Publicado em 18 de setembro de 2018 às 01:58 | Atualizado há 6 anos

Você deve estar se pergun­tando por que diabos vira e mexe cito em meus garranchos o jornalista Hunter Thompson. Ora, deixe lhe explicar, vai que cola: o cara foi um dos idea­lizadores do jornalismo gonzo. Ele chutou com os dois pés as normas convencionais de se fazer reporta­gem. Desafiou regras e tretou com seus chefes nas redações onde tra­balhara. Sempre chegava com uma cerveja nas mãos e fumando sem parar com sua piteira à lá bluesman dos anos 40.

Preciso elencar mais algum mo­tivo para tê-lo como um mestre? Bem, deixe ater-me aos fatos. De­pois volto à divagação estilística e literária. O livro-reportagem Hell´s Angels se tornou uma espécie de bí­blia ao retratar sociológica, antropo­lógica e culturalmente a gangue de motoqueiros homônima, responsá­vel por fazer a segurança de bandas como Rolling Stones e Jefferson Air­plane na década de 1960. Na obra, o lendário repórter materializou de forma radical a ideia de violência como algo essencialmente ligado aos estadunidenses.

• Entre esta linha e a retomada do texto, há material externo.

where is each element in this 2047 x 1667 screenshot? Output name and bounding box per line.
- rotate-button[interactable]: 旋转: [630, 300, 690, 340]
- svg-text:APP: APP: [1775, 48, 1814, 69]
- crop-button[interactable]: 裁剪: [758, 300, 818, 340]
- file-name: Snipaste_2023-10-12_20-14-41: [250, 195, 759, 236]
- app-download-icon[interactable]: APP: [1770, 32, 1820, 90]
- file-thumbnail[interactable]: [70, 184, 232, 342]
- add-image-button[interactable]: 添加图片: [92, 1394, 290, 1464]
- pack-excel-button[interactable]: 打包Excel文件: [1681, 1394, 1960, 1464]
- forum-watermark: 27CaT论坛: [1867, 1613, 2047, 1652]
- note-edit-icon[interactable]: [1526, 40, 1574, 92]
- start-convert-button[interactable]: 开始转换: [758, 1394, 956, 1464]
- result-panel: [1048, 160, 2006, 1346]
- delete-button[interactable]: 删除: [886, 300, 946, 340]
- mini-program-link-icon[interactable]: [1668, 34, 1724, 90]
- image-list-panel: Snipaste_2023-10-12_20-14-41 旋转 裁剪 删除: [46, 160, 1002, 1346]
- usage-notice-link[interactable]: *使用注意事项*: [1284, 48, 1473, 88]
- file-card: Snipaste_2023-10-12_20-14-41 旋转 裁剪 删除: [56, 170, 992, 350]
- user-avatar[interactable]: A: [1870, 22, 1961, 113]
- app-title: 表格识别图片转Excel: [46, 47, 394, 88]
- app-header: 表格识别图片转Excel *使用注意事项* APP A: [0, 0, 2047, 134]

Com o objetivo de mostrar como o grupo de fato se compor­tava e qual eram as crenças indivi­duais deles, Hunter chegou a con­viver com os motoqueiros por cerca de dois anos. Em trecho da obra, ele afirmou que, durante a inves­tigação que daria origem ao livro­-reportagem, não sabia se estava fazendo uma matéria sobre os te­midos Hell´s Angels, ou se havia virado integrante do grupo. “Havia me tornado tão envolvido com os foras da lei que não tinha mais cer­teza se eu estava pesquisando sobre os Hell´s Angels ou se estava sendo lentamente por eles absorvido”, es­creveu o jornalista.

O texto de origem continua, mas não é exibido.